Better.com CEO Vishal Garg , Who Fired 900 Employees on Zoom Call Takes Time Off as Company Looks to Build 'Positive Culture'
Vishal Garg, the Indian-origin CEO of US-based homeownership firm Better.com, who recently laid off 900 employees over a Zoom call and triggered widespread outrage, is taking time off from the company as it looks to build a "positive culture", according to media reports.
New York, Dec 11: Vishal Garg, the Indian-origin CEO of US-based homeownership firm Better.com, who recently laid off 900 employees over a Zoom call and triggered widespread outrage, is taking time off from the company as it looks to build a "positive culture", according to media reports.
Garg's leave is also effective immediately, according to a Friday email from the company's board of directors. Day-to-day operations will be taken over by the company's CFO Kevin Ryan, the CNN reported. Better.com CEO Vishal Garg Lays Off 900 Employees In United States And India On Zoom Call; Here's Why (Watch Video).
Better.com is hiring a third party firm to do a "leadership and cultural assessment", whose recommendations "will be taken into account to build a long-term sustainable and positive culture" at the company, it said on Friday, citing an email from the digital mortgage company's board.
On December 1 over a Zoom call that lasted less than three minutes, Garg abruptly fired more than 900 employees, about 9 per cent of the company's workforce.
"If you're on this call, you are part of the unlucky group that is being laid off."
"Your employment here is terminated, effective immediately," he told the employees.
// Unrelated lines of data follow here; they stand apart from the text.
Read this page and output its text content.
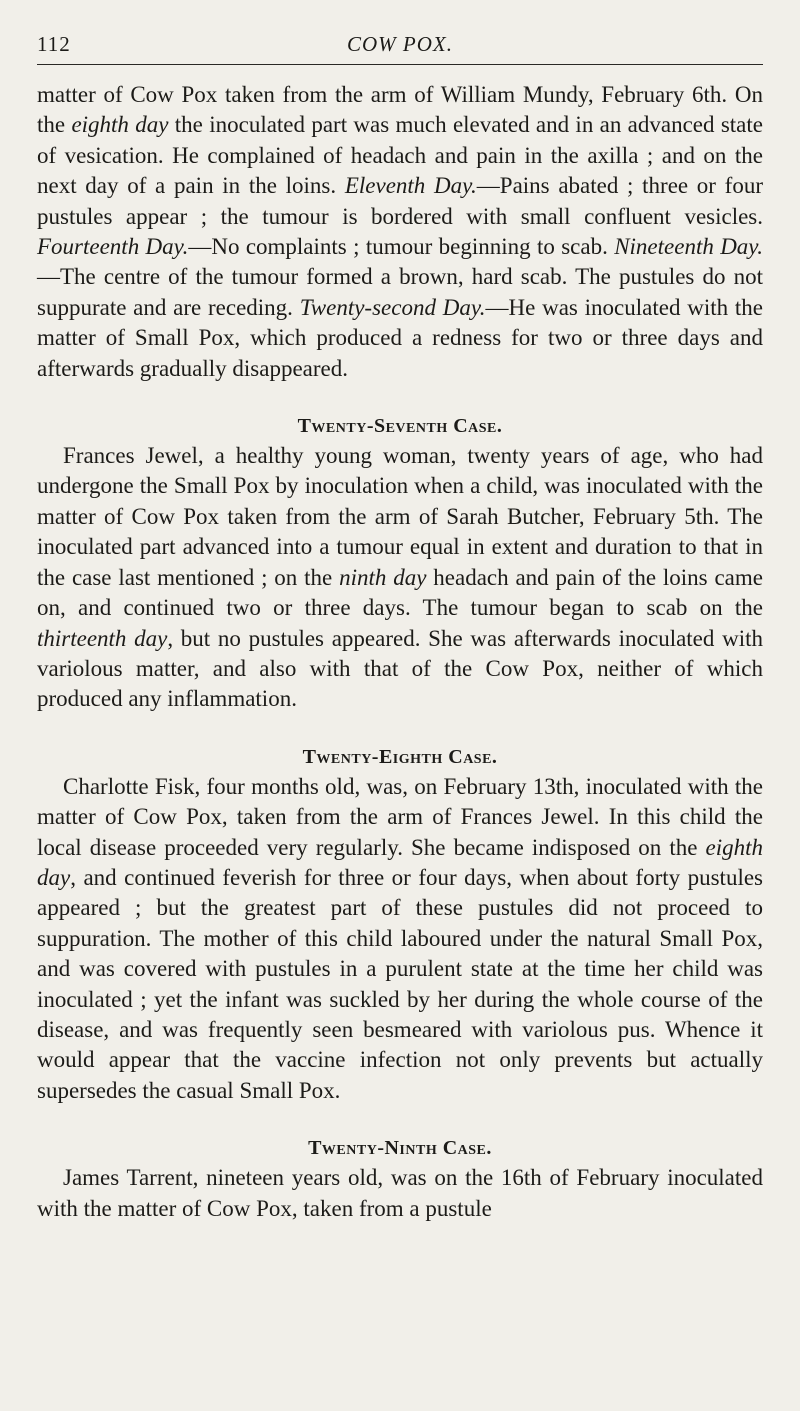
112	COW POX.

matter of Cow Pox taken from the arm of William Mundy, February 6th. On the eighth day the inoculated part was much elevated and in an advanced state of vesication. He complained of headach and pain in the axilla ; and on the next day of a pain in the loins. Eleventh Day.—Pains abated ; three or four pustules appear ; the tumour is bordered with small confluent vesicles. Fourteenth Day.—No complaints ; tumour beginning to scab. Nineteenth Day.—The centre of the tumour formed a brown, hard scab. The pustules do not suppurate and are receding. Twenty-second Day.—He was inoculated with the matter of Small Pox, which produced a redness for two or three days and afterwards gradually disappeared.

Twenty-Seventh Case.

Frances Jewel, a healthy young woman, twenty years of age, who had undergone the Small Pox by inoculation when a child, was inoculated with the matter of Cow Pox taken from the arm of Sarah Butcher, February 5th. The inoculated part advanced into a tumour equal in extent and duration to that in the case last mentioned ; on the ninth day headach and pain of the loins came on, and continued two or three days. The tumour began to scab on the thirteenth day, but no pustules appeared. She was afterwards inoculated with variolous matter, and also with that of the Cow Pox, neither of which produced any inflammation.

Twenty-Eighth Case.

Charlotte Fisk, four months old, was, on February 13th, inoculated with the matter of Cow Pox, taken from the arm of Frances Jewel. In this child the local disease proceeded very regularly. She became indisposed on the eighth day, and continued feverish for three or four days, when about forty pustules appeared ; but the greatest part of these pustules did not proceed to suppuration. The mother of this child laboured under the natural Small Pox, and was covered with pustules in a purulent state at the time her child was inoculated ; yet the infant was suckled by her during the whole course of the disease, and was frequently seen besmeared with variolous pus. Whence it would appear that the vaccine infection not only prevents but actually supersedes the casual Small Pox.

Twenty-Ninth Case.

James Tarrent, nineteen years old, was on the 16th of February inoculated with the matter of Cow Pox, taken from a pustule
Garg, who is in his mid-40's, cited market efficiency, performance and productivity as the reason behind the firings. In a later post on the professional network Blind, he accused the fired employees of "stealing" from their colleagues and customers by being unproductive and only working two hours a day.
The abrupt layoffs triggered widespread criticism and subsequently three top Better employees resigned from the company, news website vice.com reported.
Garg later apologised to staff, saying he “failed to show the appropriate amount of respect and appreciation for individuals who are affected and for their contributions to Better”, it said.
Garg's temperament has been an issue repeatedly in the past. He has called a top investor “sewage” and told employees that rather than take Indigenous Peoples' Day off, their time was better served earning the company “capital, and therefore our freedom”, the report said.
Better, a digitally oriented fintech startup based in New York offers a range of creative services in areas like mortgage lending and title and homeowners insurance. The company had just been listed as LinkedIn's top US startup in September, the second year in a row it received the designation.